Thomas felt his body grow rigid with anger at the disapproval he saw in Herbert's eyes. He swallowed his sharp reply, but his throat burned with the effort. "I saw Sayer enter the inn and followed him there," Thomas said, folding his arms. "The son laments the death of his father."
"And uses his sorrow as an excuse to grow into a sot from drink," Herbert snorted. "Yet I am sure the boy must grieve for a father who was murdered just after they quarreled. It would be an unnatural son who did not, although Sayer has always been a strange one." He shook his head. "Do not accuse me of being uncharitable, Brother, for I am not the only one in the village who thinks his soul does not praise God."
"For what reason is he so maligned?" Thomas continued, his tone as icy as a northern wind.
"Surely you would not ask me to repeat cruel gossip? If you spoke with him for any time, you must have seen the color of his soul for yourself." He bent his head toward the inn. "Satan finds joy in those who choose worldly indulgence over godly acts."
Thomas clenched his hand into a fist, then pressed it behind his back to keep from striking the man down.
Herbert smiled without humor. "Yet he may well have made peace with Wulfstan before the killing." He shrugged. "I would not know that."
Eleanor, who had remained quite silent throughout, now turned to Thomas. "I am grateful you have performed the mercy I requested, but I believe Sister Beatrice has another service for you."
The monk bowed. "I was just returning to the priory to seek her out, my lady." He suspected there was nothing the novice mistress wished him to do, but he guessed that his prioress had read his anger well.

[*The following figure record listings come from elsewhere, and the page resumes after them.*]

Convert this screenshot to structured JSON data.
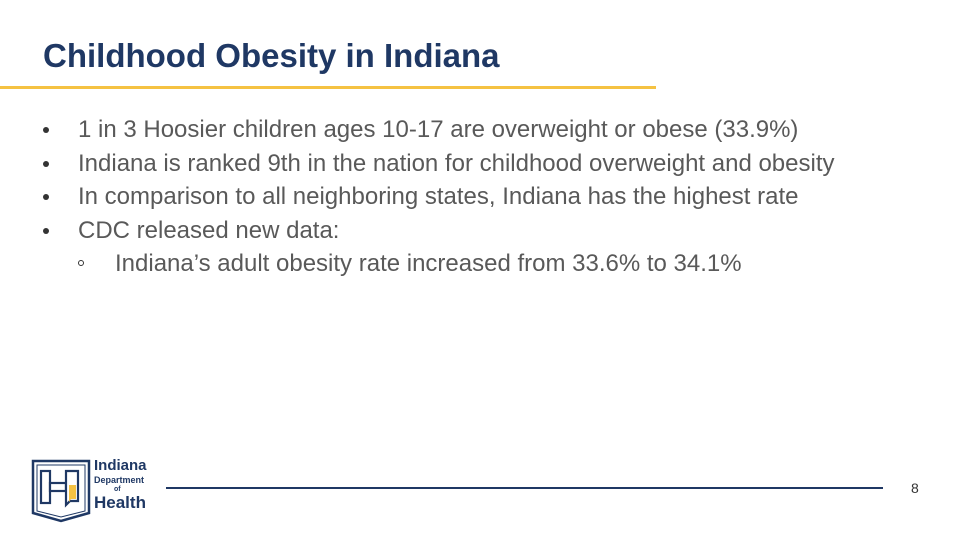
{
  "slide": {
    "title": "Childhood Obesity in Indiana",
    "bullets": [
      "1 in 3 Hoosier children ages 10-17 are overweight or obese (33.9%)",
      "Indiana is ranked 9th in the nation for childhood overweight and obesity",
      "In comparison to all neighboring states, Indiana has the highest rate",
      "CDC released new data:"
    ],
    "sub_bullets": [
      "Indiana’s adult obesity rate increased from 33.6% to 34.1%"
    ],
    "page_number": "8"
  },
  "logo": {
    "line1": "Indiana",
    "line2": "Department",
    "line3": "of",
    "line4": "Health"
  },
  "colors": {
    "title": "#1f3864",
    "underline": "#f5c242",
    "body_text": "#595959",
    "logo_blue": "#1f3864",
    "logo_gold": "#f5c242"
  }
}
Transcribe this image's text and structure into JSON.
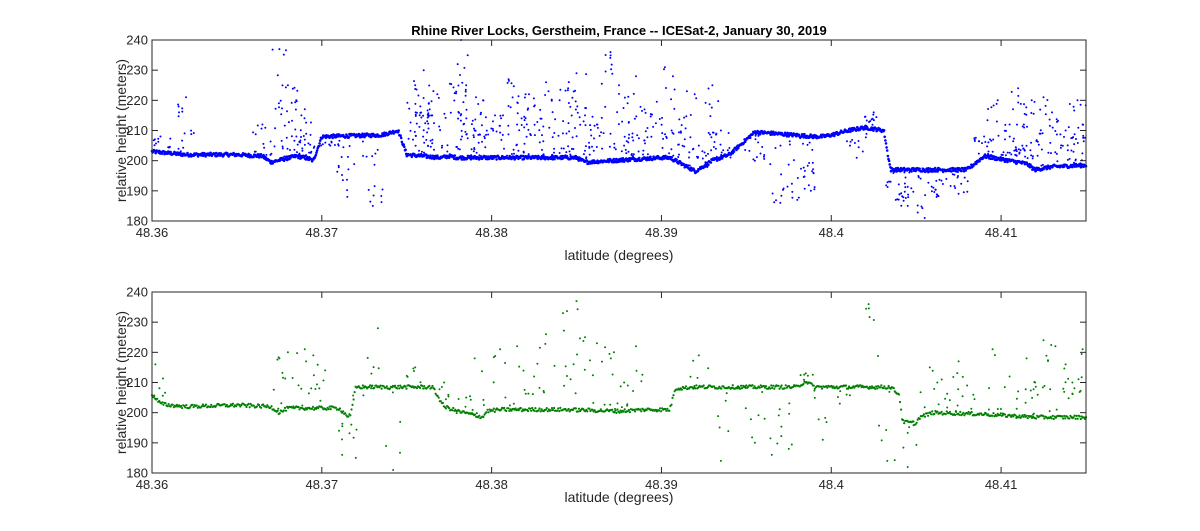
{
  "chart_data": [
    {
      "type": "scatter",
      "title": "Rhine River Locks, Gerstheim, France -- ICESat-2, January 30, 2019",
      "xlabel": "latitude (degrees)",
      "ylabel": "relative height (meters)",
      "xlim": [
        48.36,
        48.415
      ],
      "ylim": [
        180,
        240
      ],
      "xticks": [
        "48.36",
        "48.37",
        "48.38",
        "48.39",
        "48.4",
        "48.41"
      ],
      "yticks": [
        "180",
        "190",
        "200",
        "210",
        "220",
        "230",
        "240"
      ],
      "grid": false,
      "color": "#0000ff",
      "surface_profile": {
        "x": [
          48.36,
          48.362,
          48.365,
          48.3665,
          48.367,
          48.3685,
          48.369,
          48.3695,
          48.37,
          48.3735,
          48.3745,
          48.375,
          48.377,
          48.3775,
          48.378,
          48.385,
          48.3855,
          48.39,
          48.3905,
          48.392,
          48.393,
          48.394,
          48.3955,
          48.399,
          48.3995,
          48.4,
          48.401,
          48.402,
          48.4031,
          48.4033,
          48.4035,
          48.408,
          48.409,
          48.4115,
          48.412,
          48.413,
          48.415
        ],
        "y": [
          203,
          202,
          202,
          201.5,
          199.5,
          201.5,
          201,
          200,
          208,
          208.5,
          210,
          202,
          201,
          201.5,
          201,
          201,
          199.5,
          201,
          201,
          196.5,
          200,
          202,
          209.5,
          208,
          208,
          208.5,
          210,
          211,
          210,
          203,
          197,
          197,
          201.5,
          199,
          197,
          198,
          198.5
        ]
      },
      "scatter_points": {
        "x": [
          48.3605,
          48.362,
          48.3665,
          48.3675,
          48.368,
          48.3685,
          48.3688,
          48.369,
          48.3705,
          48.3715,
          48.373,
          48.3755,
          48.3758,
          48.376,
          48.3765,
          48.3768,
          48.378,
          48.3782,
          48.3785,
          48.379,
          48.3795,
          48.3802,
          48.381,
          48.3815,
          48.382,
          48.3825,
          48.3832,
          48.384,
          48.3845,
          48.385,
          48.3855,
          48.3862,
          48.387,
          48.3875,
          48.3878,
          48.3885,
          48.389,
          48.3902,
          48.3906,
          48.3915,
          48.3922,
          48.393,
          48.3935,
          48.3955,
          48.397,
          48.398,
          48.3988,
          48.4015,
          48.4025,
          48.4038,
          48.4045,
          48.4055,
          48.4062,
          48.4075,
          48.409,
          48.4098,
          48.4105,
          48.411,
          48.4113,
          48.4118,
          48.4125,
          48.413,
          48.4138,
          48.4145,
          48.4148
        ],
        "y": [
          208,
          221,
          212,
          237,
          225,
          220,
          215,
          207,
          205,
          188,
          185,
          225,
          218,
          230,
          215,
          222,
          232,
          240,
          225,
          210,
          220,
          215,
          227,
          212,
          222,
          218,
          226,
          220,
          224,
          229,
          215,
          212,
          236,
          225,
          205,
          228,
          217,
          231,
          210,
          223,
          205,
          225,
          210,
          200,
          186,
          187,
          190,
          201,
          216,
          187,
          185,
          181,
          188,
          189,
          208,
          220,
          212,
          224,
          204,
          220,
          221,
          216,
          210,
          220,
          212
        ]
      }
    },
    {
      "type": "scatter",
      "title": "",
      "xlabel": "latitude (degrees)",
      "ylabel": "relative height (meters)",
      "xlim": [
        48.36,
        48.415
      ],
      "ylim": [
        180,
        240
      ],
      "xticks": [
        "48.36",
        "48.37",
        "48.38",
        "48.39",
        "48.4",
        "48.41"
      ],
      "yticks": [
        "180",
        "190",
        "200",
        "210",
        "220",
        "230",
        "240"
      ],
      "grid": false,
      "color": "#008000",
      "surface_profile": {
        "x": [
          48.36,
          48.3605,
          48.361,
          48.362,
          48.365,
          48.367,
          48.3675,
          48.368,
          48.371,
          48.3715,
          48.3717,
          48.372,
          48.3765,
          48.3772,
          48.378,
          48.3795,
          48.3797,
          48.3805,
          48.384,
          48.3845,
          48.3875,
          48.389,
          48.3905,
          48.3908,
          48.392,
          48.398,
          48.3985,
          48.399,
          48.4035,
          48.404,
          48.4042,
          48.405,
          48.4052,
          48.406,
          48.409,
          48.412,
          48.415
        ],
        "y": [
          206,
          203,
          202.5,
          202,
          202.5,
          202,
          200,
          201.5,
          201.5,
          199,
          199,
          208.5,
          208.5,
          202,
          200.5,
          198.5,
          200.5,
          201,
          201,
          201,
          200.5,
          201,
          201,
          208,
          208.5,
          208.5,
          210.5,
          208.5,
          208.5,
          206,
          197,
          196.5,
          198.5,
          200,
          199.5,
          198.5,
          198.5
        ]
      },
      "scatter_points": {
        "x": [
          48.3602,
          48.3675,
          48.368,
          48.369,
          48.3695,
          48.3702,
          48.3712,
          48.372,
          48.3733,
          48.3742,
          48.3755,
          48.3772,
          48.3785,
          48.379,
          48.3805,
          48.3815,
          48.3825,
          48.3832,
          48.3842,
          48.385,
          48.3855,
          48.3862,
          48.3872,
          48.3878,
          48.3885,
          48.3922,
          48.3935,
          48.3945,
          48.3955,
          48.3965,
          48.3975,
          48.3985,
          48.3995,
          48.4005,
          48.4022,
          48.4033,
          48.4045,
          48.4058,
          48.4065,
          48.4075,
          48.408,
          48.4095,
          48.4105,
          48.4115,
          48.412,
          48.4125,
          48.4132,
          48.4138,
          48.4142,
          48.4148
        ],
        "y": [
          216,
          218,
          220,
          221,
          219,
          214,
          186,
          185,
          228,
          181,
          215,
          210,
          205,
          218,
          221,
          222,
          212,
          226,
          233,
          237,
          225,
          223,
          220,
          210,
          222,
          219,
          184,
          208,
          190,
          186,
          188,
          213,
          191,
          203,
          236,
          184,
          182,
          215,
          211,
          217,
          209,
          221,
          212,
          218,
          210,
          224,
          222,
          216,
          210,
          221
        ]
      }
    }
  ]
}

In any event, he was grateful to escape this offensive vintner.
As he walked away, and Eleanor resumed her conversation with Herbert, Thomas heard an uncharacteristic animation in her voice. The thought that his iron-willed and most virtuous prioress might be attracted to the dark-eyed merchant flitted briefly through his mind. The very idea made him uncomfortable, and he quickly turned his thoughts elsewhere.
Perhaps he should visit Brother Jerome? Now that Brother Baeda was dead, the irascible monk had taken on the librarian's duties, including care of the Amesbury Psalter. Time having somewhat faded the horror of murder, the witness might remember more about the killer he had seen.